As for the fact that several Republicans have lost races to Schrader since the Affordable Care Act vote, Reynolds said he is running a grassroots campaign. Reynolds has been attending the Republican Party meetings of most of the seven counties in Schrader's district.
"President Trump is taking care of what President Obama has done to our country," Reynolds said. "We had other Republicans candidates run for this office. You will have to research why they did not win."

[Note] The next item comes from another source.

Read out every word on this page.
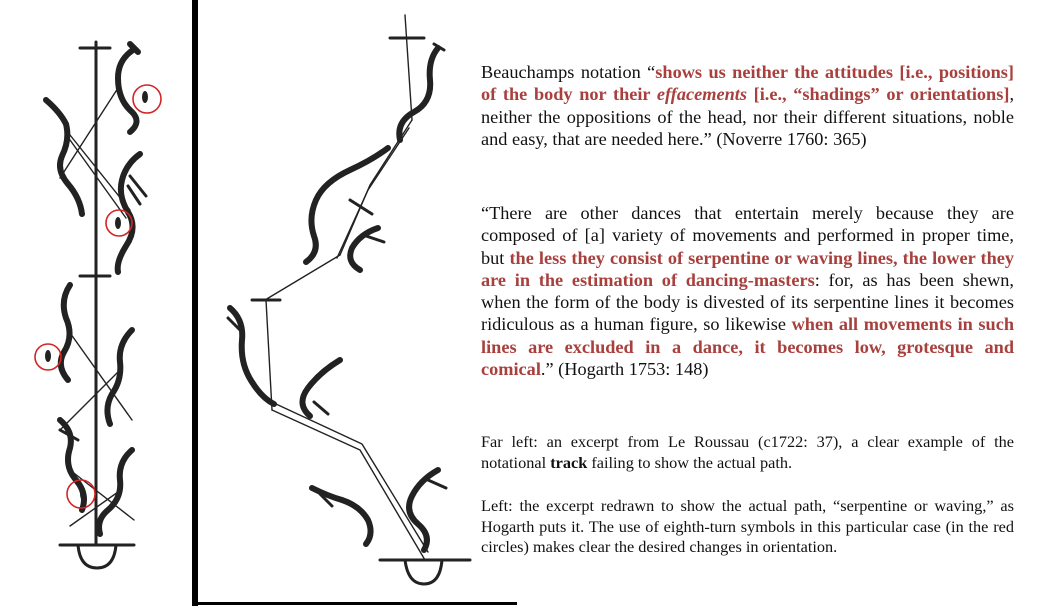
Beauchamps notation “shows us neither the attitudes [i.e., positions] of the body nor their effacements [i.e., “shadings” or orientations], neither the oppositions of the head, nor their different situations, noble and easy, that are needed here.” (Noverre 1760: 365)

“There are other dances that entertain merely because they are composed of [a] variety of movements and performed in proper time, but the less they consist of serpentine or waving lines, the lower they are in the estimation of dancing-masters: for, as has been shewn, when the form of the body is divested of its serpentine lines it becomes ridiculous as a human figure, so likewise when all movements in such lines are excluded in a dance, it becomes low, grotesque and comical.” (Hogarth 1753: 148)

Far left: an excerpt from Le Roussau (c1722: 37), a clear example of the notational track failing to show the actual path.

Left: the excerpt redrawn to show the actual path, “serpentine or waving,” as Hogarth puts it. The use of eighth-turn symbols in this particular case (in the red circles) makes clear the desired changes in orientation.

Schrader says that Trump and the Republicans have been taking the country backward. After taking to the House floor repeatedly for the deficit-neutral tax bill, Schrader issued a statement on final passage of the GOP bill that is slated to add $1.5 trillion to the national deficit.
"It's a sorry time in America," Schrader said. "What a Christmas present for our kids and grandkids, already burdened with soaring education and housing costs, to mortgage their future for political gain. We could have done bipartisan tax reform that does not increase our debt and deficit and instead benefits a majority of Americans. We could have worked out a tax plan that helps working families and small businesses rather than the wealthy and big corporations. We could have seized on this opportunity to increase our economic competitiveness overseas rather than burden future generations. I am disappointed at the complete lack of fiscal responsibility toward our country and our children's future."
Reynolds has been married for over 25 years, and he and his wife have three children. He is expecting his first grandchild next year.
Reynolds grew up in Milwaukie, graduated from local public schools, and eventually earned a bachelor's degree in business administration from Warner Pacific College.